Dammit, the light is getting in.
Maybe, I'll open my eyes and I won't be hangover. Maybe, by some miracle I'll feel fresh, the smell of coffee will fill my nose. Maybe, I'll wake up, roll over and see my wife give me that disapproving smile.
I roll. Count to 10. And open my left eye.
Yup. That was a mistake.
First the light squeezes past my eyelids. Then solidifies as shards of glass that seem to become molten and settle into a throbbing pool in my sinuses.
So. Hangover. Check.
Well, its not my first, and unfortunately I'm not smart enough for it to be my last. All I need is ibuprofen, clean water and bacon.
I brace myself for a little more discomfort and open my eyes for real.
Fuck.
Fuck. Fuckity. Fuck.
Fucking Africa.
Last night was a celebration for the team getting through the first phase of a 3 month training program. I'd been tasked to take 10 local grads that we'd just hired and bring them round to our style of software development.

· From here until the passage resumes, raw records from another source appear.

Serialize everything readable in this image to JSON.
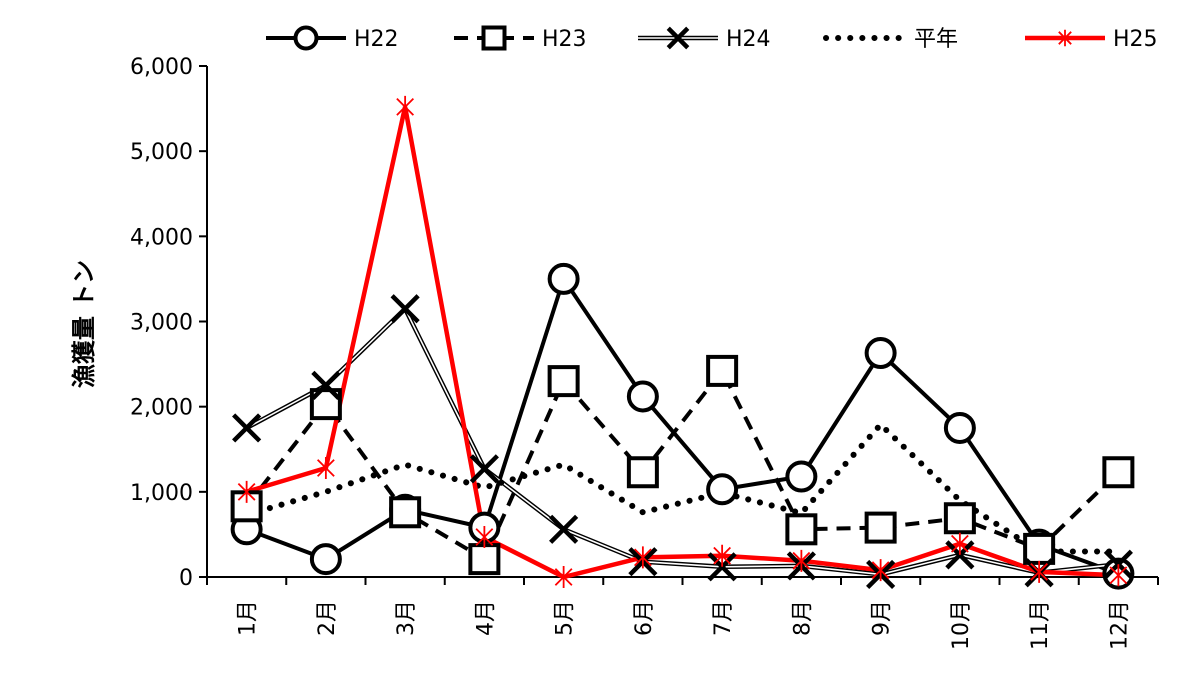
{
  "chart_data": {
    "type": "line",
    "title": "",
    "xlabel": "",
    "ylabel": "漁獲量 トン",
    "ylim": [
      0,
      6000
    ],
    "yticks": [
      0,
      1000,
      2000,
      3000,
      4000,
      5000,
      6000
    ],
    "ytick_labels": [
      "0",
      "1,000",
      "2,000",
      "3,000",
      "4,000",
      "5,000",
      "6,000"
    ],
    "grid": false,
    "legend_position": "top",
    "categories": [
      "1月",
      "2月",
      "3月",
      "4月",
      "5月",
      "6月",
      "7月",
      "8月",
      "9月",
      "10月",
      "11月",
      "12月"
    ],
    "series": [
      {
        "name": "H22",
        "color": "#000000",
        "line": "solid-thick",
        "marker": "circle",
        "values": [
          560,
          210,
          790,
          580,
          3500,
          2120,
          1030,
          1180,
          2630,
          1750,
          380,
          40
        ]
      },
      {
        "name": "H23",
        "color": "#000000",
        "line": "dashed",
        "marker": "square",
        "values": [
          830,
          2030,
          760,
          210,
          2300,
          1230,
          2420,
          560,
          580,
          690,
          330,
          1230
        ]
      },
      {
        "name": "H24",
        "color": "#000000",
        "line": "double",
        "marker": "x",
        "values": [
          1750,
          2250,
          3150,
          1270,
          560,
          180,
          120,
          130,
          30,
          260,
          50,
          150
        ]
      },
      {
        "name": "平年",
        "color": "#000000",
        "line": "dotted",
        "marker": "none",
        "values": [
          730,
          1000,
          1320,
          1050,
          1320,
          760,
          990,
          750,
          1790,
          900,
          300,
          300
        ]
      },
      {
        "name": "H25",
        "color": "#ff0000",
        "line": "solid-red",
        "marker": "asterisk",
        "values": [
          1000,
          1280,
          5520,
          470,
          0,
          230,
          250,
          190,
          80,
          390,
          60,
          20
        ]
      }
    ]
  }
}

So far it had been a successful trip. As expected the new hires were smart, well educated and eager to make a good impression. Local internet was a little spotty, but good enough for our needs, and the Apple MacBook Pros that we'd given them more than cemented us as the best gig in town.
In a couple of days we'd start 'Project Month' where I'd observe the director of the office, Adisa, bring the group together. She was the reason I was so optimistic about this new venture. A thirty year old Bassari woman who was fiercely proud of her ancestry, complete with a myriad of ear piercings, wore a porcupine needle through her septum out of work and whose hair was pulled into a tight, central braid. Tall, elegant but with an inner strength, she'd graduated in the middle of her class with a masters two years earlier from DIOP, the regional university, but hadn't managed to convert her degree into anything more than a retail job at a small electronic store in Diourbel, something she attributed to her refusal to convert to Islam. Fluent in French, English and her native Oniyan her accent was almost transatlantic with hints of both french and east coast american slipping in, something she attributed to binge watching French and American TV on netflix during college. She was to be our woman on the ground liaising between her team, her French clients and her English bosses.
The hut I was staying was dark, but it still took my eyes a couple of seconds to adjust. As I blinked a little both squeeze out the pain behind my eyes I heard something click. The room then seemed to fill my senses all at once. Something was wrong, unfamiliar. The air was a little sweeter, more humid, warmer. Like there was something, or someone in the room. I felt the adrenaline start to set fire to my blood as my hangover brain struggled to figure out if I should fight or flight.
"Finally, your awake" a familiar but surprising voice said. "I thought you Englishmen could drink". Then there was sound of a smooth, deep inhale and my eyes focused just in time to see Adisa sitting up right, next to me in bed, have her first smokers cough of the day.
The adrenaline shifted from flight or flight to confusion and panic as my brain associated the click with the lighter. I tried desperately to go back in time just a fraction of a second, to the wonderful, pain and alcohol addled moments where I hadn't been an adulterer. Maybe this wasn't what it looked like.
I remembered leaving work, buying the first round of drinks and the second. Saying good polite goodbyes to the majority of the team who had really only come out of politeness as they didn't drink, leaving just me Adisa and Piere. Piere had bowed out after the second round of this clear, sweet liquor that Adisa had bought leaving just the two of us. She'd suggested that I share some of the good whisky I'd been bragging about, we'd gone back to my hut.